Polski pojedynek w Rajdzie Europy Centralnej. Liczy się każda sekunda

Materiały prasowe / Wojciech Figurski / Na zdjęciu: Mikołaj Marczyk
Materiały prasowe / Wojciech Figurski / Na zdjęciu: Mikołaj Marczyk

Kajetan Kajetanowicz i Mikołaj Marczyk walczą o podium w WRC2 Challenger w Rajdzie Europy Centralnej. W połowie dnia starszy z Polaków awansował na trzecią lokatę, ale ostatecznie wyżej dzień zakończył Marczyk.

Rajd Europy Centralnej przyniósł polsko-polski pojedynek w klasie WRC2 Challenger. Od początku weekendu Mikołaj Marczyk zachwyca tempem i znajduje się w walce o podium swojej kategorii. Tuż za nim znajduje się Kajetan Kajetanowicz, który ma dużo większe doświadczenie na trasach rajdowych mistrzostw świata WRC.

Po rozpoczęciu popołudniowej pętli Rajdu Europy Centralnej kierowca z Ustronia wyprzedził Marczyka i awansował na trzecią lokatę w WRC2 Challenger. Po dwunastym odcinku specjalnym obu Polaków dzieliło jednak 0,5 s. Kolejne dwa oesy przyniosły jednak świetną jazdę w wykonaniu łodzianina.

Marczyk odrobił z nawiązką straty i zakończył sobotni etap na trzecim miejscu w WRC2 Challenger. Słabszy oes Kajetanowicza na zakończenie dnia sprawił, że różnice między Polakami wzrosły - wynoszą obecnie 18,2 s.
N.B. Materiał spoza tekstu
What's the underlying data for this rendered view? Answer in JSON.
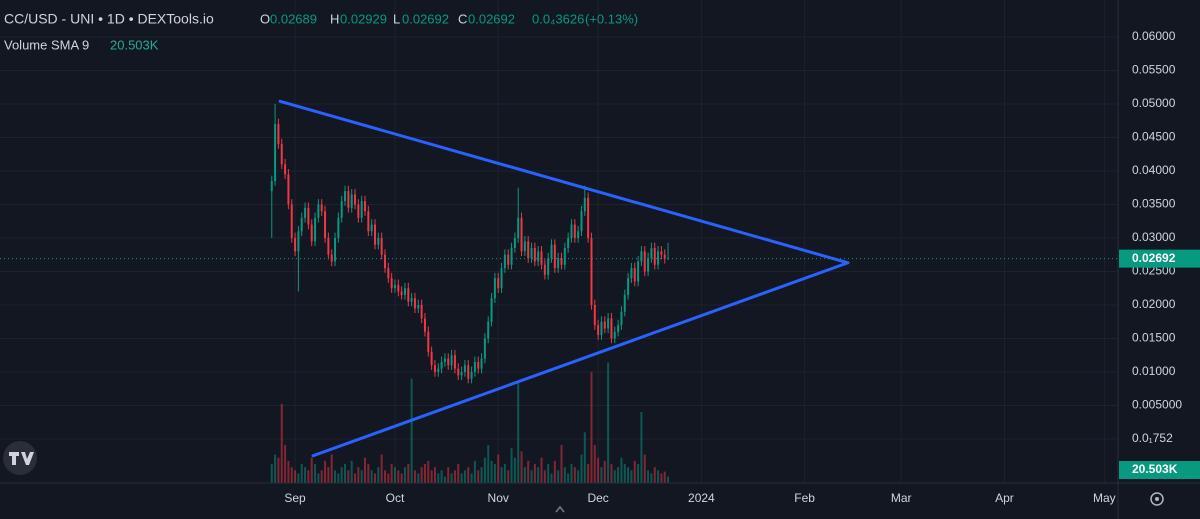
{
  "chart_data": {
    "type": "candlestick",
    "title": "CC/USD - UNI • 1D • DEXTools.io",
    "ohlc_letters": [
      "O",
      "H",
      "L",
      "C"
    ],
    "change_label": "0.0₄3626",
    "change_percent_label": "(+0.13%)",
    "volume_sma": {
      "label": "Volume SMA 9",
      "value": 20.503,
      "value_label": "20.503K"
    },
    "up_color": "#089981",
    "down_color": "#f23645",
    "grid": true,
    "xlim": [
      -88.6,
      247.1
    ],
    "xticks": [
      {
        "value": 0,
        "label": "Sep"
      },
      {
        "value": 30,
        "label": "Oct"
      },
      {
        "value": 61,
        "label": "Nov"
      },
      {
        "value": 91,
        "label": "Dec"
      },
      {
        "value": 122,
        "label": "2024"
      },
      {
        "value": 153,
        "label": "Feb"
      },
      {
        "value": 182,
        "label": "Mar"
      },
      {
        "value": 213,
        "label": "Apr"
      },
      {
        "value": 243,
        "label": "May"
      }
    ],
    "ylim": [
      -0.00657,
      0.06552
    ],
    "yticks": [
      {
        "value": 0.06,
        "label": "0.06000"
      },
      {
        "value": 0.055,
        "label": "0.05500"
      },
      {
        "value": 0.05,
        "label": "0.05000"
      },
      {
        "value": 0.045,
        "label": "0.04500"
      },
      {
        "value": 0.04,
        "label": "0.04000"
      },
      {
        "value": 0.035,
        "label": "0.03500"
      },
      {
        "value": 0.03,
        "label": "0.03000"
      },
      {
        "value": 0.025,
        "label": "0.02500"
      },
      {
        "value": 0.02,
        "label": "0.02000"
      },
      {
        "value": 0.015,
        "label": "0.01500"
      },
      {
        "value": 0.01,
        "label": "0.01000"
      },
      {
        "value": 0.005,
        "label": "0.005000"
      },
      {
        "value": 0,
        "label": "0.0₁752"
      }
    ],
    "vlim": [
      0,
      300
    ],
    "x": [
      -7,
      -6,
      -5,
      -4,
      -3,
      -2,
      -1,
      0,
      1,
      2,
      3,
      4,
      5,
      6,
      7,
      8,
      9,
      10,
      11,
      12,
      13,
      14,
      15,
      16,
      17,
      18,
      19,
      20,
      21,
      22,
      23,
      24,
      25,
      26,
      27,
      28,
      29,
      30,
      31,
      32,
      33,
      34,
      35,
      36,
      37,
      38,
      39,
      40,
      41,
      42,
      43,
      44,
      45,
      46,
      47,
      48,
      49,
      50,
      51,
      52,
      53,
      54,
      55,
      56,
      57,
      58,
      59,
      60,
      61,
      62,
      63,
      64,
      65,
      66,
      67,
      68,
      69,
      70,
      71,
      72,
      73,
      74,
      75,
      76,
      77,
      78,
      79,
      80,
      81,
      82,
      83,
      84,
      85,
      86,
      87,
      88,
      89,
      90,
      91,
      92,
      93,
      94,
      95,
      96,
      97,
      98,
      99,
      100,
      101,
      102,
      103,
      104,
      105,
      106,
      107,
      108,
      109,
      110,
      111,
      112
    ],
    "candles": [
      [
        0.037,
        0.0393,
        0.03,
        0.0385
      ],
      [
        0.0385,
        0.05,
        0.0378,
        0.047
      ],
      [
        0.047,
        0.0478,
        0.0433,
        0.044
      ],
      [
        0.044,
        0.0448,
        0.0403,
        0.041
      ],
      [
        0.041,
        0.0418,
        0.0388,
        0.0395
      ],
      [
        0.0395,
        0.0403,
        0.0343,
        0.035
      ],
      [
        0.035,
        0.0358,
        0.0293,
        0.03
      ],
      [
        0.03,
        0.0308,
        0.0273,
        0.028
      ],
      [
        0.028,
        0.0318,
        0.022,
        0.031
      ],
      [
        0.031,
        0.0338,
        0.0303,
        0.033
      ],
      [
        0.033,
        0.0353,
        0.0323,
        0.0345
      ],
      [
        0.0345,
        0.0353,
        0.0313,
        0.032
      ],
      [
        0.032,
        0.0328,
        0.0288,
        0.0295
      ],
      [
        0.0295,
        0.0338,
        0.0288,
        0.033
      ],
      [
        0.033,
        0.0358,
        0.0323,
        0.035
      ],
      [
        0.035,
        0.0358,
        0.0333,
        0.034
      ],
      [
        0.034,
        0.0348,
        0.0293,
        0.03
      ],
      [
        0.03,
        0.0308,
        0.0268,
        0.0275
      ],
      [
        0.0275,
        0.0283,
        0.0258,
        0.0265
      ],
      [
        0.0265,
        0.0308,
        0.0258,
        0.03
      ],
      [
        0.03,
        0.0338,
        0.0293,
        0.033
      ],
      [
        0.033,
        0.0363,
        0.0323,
        0.0355
      ],
      [
        0.0355,
        0.0378,
        0.0348,
        0.037
      ],
      [
        0.037,
        0.0378,
        0.0338,
        0.0345
      ],
      [
        0.0345,
        0.0373,
        0.0338,
        0.0365
      ],
      [
        0.0365,
        0.0373,
        0.0343,
        0.035
      ],
      [
        0.035,
        0.0358,
        0.0323,
        0.033
      ],
      [
        0.033,
        0.0363,
        0.0323,
        0.0355
      ],
      [
        0.0355,
        0.0363,
        0.0333,
        0.034
      ],
      [
        0.034,
        0.0348,
        0.0303,
        0.031
      ],
      [
        0.031,
        0.0328,
        0.0303,
        0.032
      ],
      [
        0.032,
        0.0328,
        0.0283,
        0.029
      ],
      [
        0.029,
        0.0308,
        0.0283,
        0.03
      ],
      [
        0.03,
        0.0308,
        0.0268,
        0.0275
      ],
      [
        0.0275,
        0.0283,
        0.0248,
        0.0255
      ],
      [
        0.0255,
        0.0263,
        0.0233,
        0.024
      ],
      [
        0.024,
        0.0248,
        0.0218,
        0.0225
      ],
      [
        0.0225,
        0.0238,
        0.0218,
        0.023
      ],
      [
        0.023,
        0.0238,
        0.0213,
        0.022
      ],
      [
        0.022,
        0.0228,
        0.0208,
        0.0215
      ],
      [
        0.0215,
        0.0233,
        0.0208,
        0.0225
      ],
      [
        0.0225,
        0.0233,
        0.0198,
        0.0205
      ],
      [
        0.0205,
        0.0218,
        0.0198,
        0.021
      ],
      [
        0.021,
        0.0218,
        0.0188,
        0.0195
      ],
      [
        0.0195,
        0.0208,
        0.0188,
        0.02
      ],
      [
        0.02,
        0.0208,
        0.0173,
        0.018
      ],
      [
        0.018,
        0.0188,
        0.0153,
        0.016
      ],
      [
        0.016,
        0.0168,
        0.0123,
        0.013
      ],
      [
        0.013,
        0.0138,
        0.0103,
        0.011
      ],
      [
        0.011,
        0.0118,
        0.0093,
        0.01
      ],
      [
        0.01,
        0.0113,
        0.0093,
        0.0105
      ],
      [
        0.0105,
        0.0123,
        0.0098,
        0.0115
      ],
      [
        0.0115,
        0.0128,
        0.0108,
        0.012
      ],
      [
        0.012,
        0.0128,
        0.0103,
        0.011
      ],
      [
        0.011,
        0.0133,
        0.0103,
        0.0125
      ],
      [
        0.0125,
        0.0133,
        0.0098,
        0.0105
      ],
      [
        0.0105,
        0.0113,
        0.0088,
        0.0095
      ],
      [
        0.0095,
        0.0108,
        0.0088,
        0.01
      ],
      [
        0.01,
        0.0118,
        0.0093,
        0.011
      ],
      [
        0.011,
        0.0118,
        0.0083,
        0.009
      ],
      [
        0.009,
        0.0108,
        0.0083,
        0.01
      ],
      [
        0.01,
        0.0123,
        0.0093,
        0.0115
      ],
      [
        0.0115,
        0.0123,
        0.0098,
        0.0105
      ],
      [
        0.0105,
        0.0128,
        0.0098,
        0.012
      ],
      [
        0.012,
        0.0158,
        0.0113,
        0.015
      ],
      [
        0.015,
        0.0183,
        0.0143,
        0.0175
      ],
      [
        0.0175,
        0.0218,
        0.0168,
        0.021
      ],
      [
        0.021,
        0.0248,
        0.0203,
        0.024
      ],
      [
        0.024,
        0.0248,
        0.0218,
        0.0225
      ],
      [
        0.0225,
        0.0263,
        0.0218,
        0.0255
      ],
      [
        0.0255,
        0.0283,
        0.0248,
        0.0275
      ],
      [
        0.0275,
        0.0283,
        0.0253,
        0.026
      ],
      [
        0.026,
        0.0293,
        0.0253,
        0.0285
      ],
      [
        0.0285,
        0.0308,
        0.0278,
        0.03
      ],
      [
        0.03,
        0.0375,
        0.0293,
        0.033
      ],
      [
        0.033,
        0.0338,
        0.0273,
        0.028
      ],
      [
        0.028,
        0.0303,
        0.0273,
        0.0295
      ],
      [
        0.0295,
        0.0303,
        0.0263,
        0.027
      ],
      [
        0.027,
        0.0293,
        0.0263,
        0.0285
      ],
      [
        0.0285,
        0.0293,
        0.0258,
        0.0265
      ],
      [
        0.0265,
        0.0288,
        0.0258,
        0.028
      ],
      [
        0.028,
        0.0288,
        0.0253,
        0.026
      ],
      [
        0.026,
        0.0268,
        0.0238,
        0.0245
      ],
      [
        0.0245,
        0.0278,
        0.0238,
        0.027
      ],
      [
        0.027,
        0.0298,
        0.0263,
        0.029
      ],
      [
        0.029,
        0.0298,
        0.0248,
        0.0255
      ],
      [
        0.0255,
        0.0278,
        0.0248,
        0.027
      ],
      [
        0.027,
        0.0278,
        0.0253,
        0.026
      ],
      [
        0.026,
        0.0293,
        0.0253,
        0.0285
      ],
      [
        0.0285,
        0.0308,
        0.0278,
        0.03
      ],
      [
        0.03,
        0.0328,
        0.0293,
        0.032
      ],
      [
        0.032,
        0.0328,
        0.0293,
        0.03
      ],
      [
        0.03,
        0.0318,
        0.0293,
        0.031
      ],
      [
        0.031,
        0.0348,
        0.0303,
        0.034
      ],
      [
        0.034,
        0.0378,
        0.0333,
        0.036
      ],
      [
        0.036,
        0.0368,
        0.0293,
        0.03
      ],
      [
        0.03,
        0.0308,
        0.0193,
        0.02
      ],
      [
        0.02,
        0.0208,
        0.0163,
        0.017
      ],
      [
        0.017,
        0.0178,
        0.0148,
        0.0155
      ],
      [
        0.0155,
        0.0183,
        0.0148,
        0.0175
      ],
      [
        0.0175,
        0.0183,
        0.0158,
        0.0165
      ],
      [
        0.0165,
        0.0188,
        0.0158,
        0.018
      ],
      [
        0.018,
        0.0188,
        0.0143,
        0.015
      ],
      [
        0.015,
        0.0168,
        0.0143,
        0.016
      ],
      [
        0.016,
        0.0178,
        0.0153,
        0.017
      ],
      [
        0.017,
        0.0198,
        0.0163,
        0.019
      ],
      [
        0.019,
        0.0223,
        0.0183,
        0.0215
      ],
      [
        0.0215,
        0.0248,
        0.0208,
        0.024
      ],
      [
        0.024,
        0.0263,
        0.0233,
        0.0255
      ],
      [
        0.0255,
        0.0263,
        0.0228,
        0.0235
      ],
      [
        0.0235,
        0.0273,
        0.0228,
        0.0265
      ],
      [
        0.0265,
        0.0288,
        0.0258,
        0.028
      ],
      [
        0.028,
        0.0288,
        0.0243,
        0.025
      ],
      [
        0.025,
        0.0278,
        0.0243,
        0.027
      ],
      [
        0.027,
        0.0293,
        0.0263,
        0.0285
      ],
      [
        0.0285,
        0.0293,
        0.0253,
        0.026
      ],
      [
        0.026,
        0.0288,
        0.0253,
        0.028
      ],
      [
        0.028,
        0.0288,
        0.0268,
        0.0275
      ],
      [
        0.0275,
        0.0283,
        0.0262,
        0.02689
      ],
      [
        0.02689,
        0.02929,
        0.02692,
        0.02692
      ]
    ],
    "volumes": [
      30,
      45,
      40,
      125,
      60,
      35,
      25,
      20,
      15,
      30,
      25,
      20,
      40,
      30,
      15,
      20,
      35,
      25,
      45,
      20,
      15,
      25,
      30,
      20,
      35,
      15,
      25,
      20,
      40,
      30,
      20,
      15,
      25,
      45,
      20,
      15,
      30,
      25,
      20,
      15,
      25,
      30,
      165,
      20,
      15,
      25,
      30,
      35,
      20,
      25,
      15,
      20,
      10,
      25,
      15,
      20,
      30,
      15,
      20,
      25,
      15,
      35,
      20,
      25,
      40,
      60,
      35,
      30,
      45,
      25,
      30,
      20,
      55,
      40,
      158,
      50,
      25,
      35,
      20,
      30,
      25,
      40,
      20,
      30,
      15,
      35,
      20,
      60,
      25,
      15,
      30,
      25,
      20,
      45,
      80,
      30,
      175,
      60,
      40,
      25,
      35,
      190,
      30,
      20,
      25,
      40,
      30,
      25,
      20,
      35,
      30,
      112,
      45,
      20,
      15,
      25,
      20,
      15,
      18,
      10
    ],
    "trendlines": [
      {
        "color": "#2962ff",
        "points": [
          [
            -4.5,
            0.0504
          ],
          [
            166,
            0.0263
          ]
        ]
      },
      {
        "color": "#2962ff",
        "points": [
          [
            5.4,
            -0.0025
          ],
          [
            166,
            0.0263
          ]
        ]
      }
    ]
  }
}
ZOBACZ WIDEO: Rajdówka warta ponad milion złotych. Skąd ta cena?

- To był dobry dzień. Na pewno dużo lepszy od piątku, choć wtedy też nie było źle. W sobotę miałem coraz lepszy feeling. Zmieniam auto, głównie klikami ustawień zawieszenia, w zasadzie przed każdym oesem - sprawdzam, testuję. Czasami nie wszystkie rzeczy działają, bywa, że nie wszystkie decyzje są dobre. Niełatwo się wstrzelić z właściwymi setupami po tak dużej przerwie na asfaltach, szczególnie w tak trudnym rajdzie - mówi kierowca Orlen Rally Team.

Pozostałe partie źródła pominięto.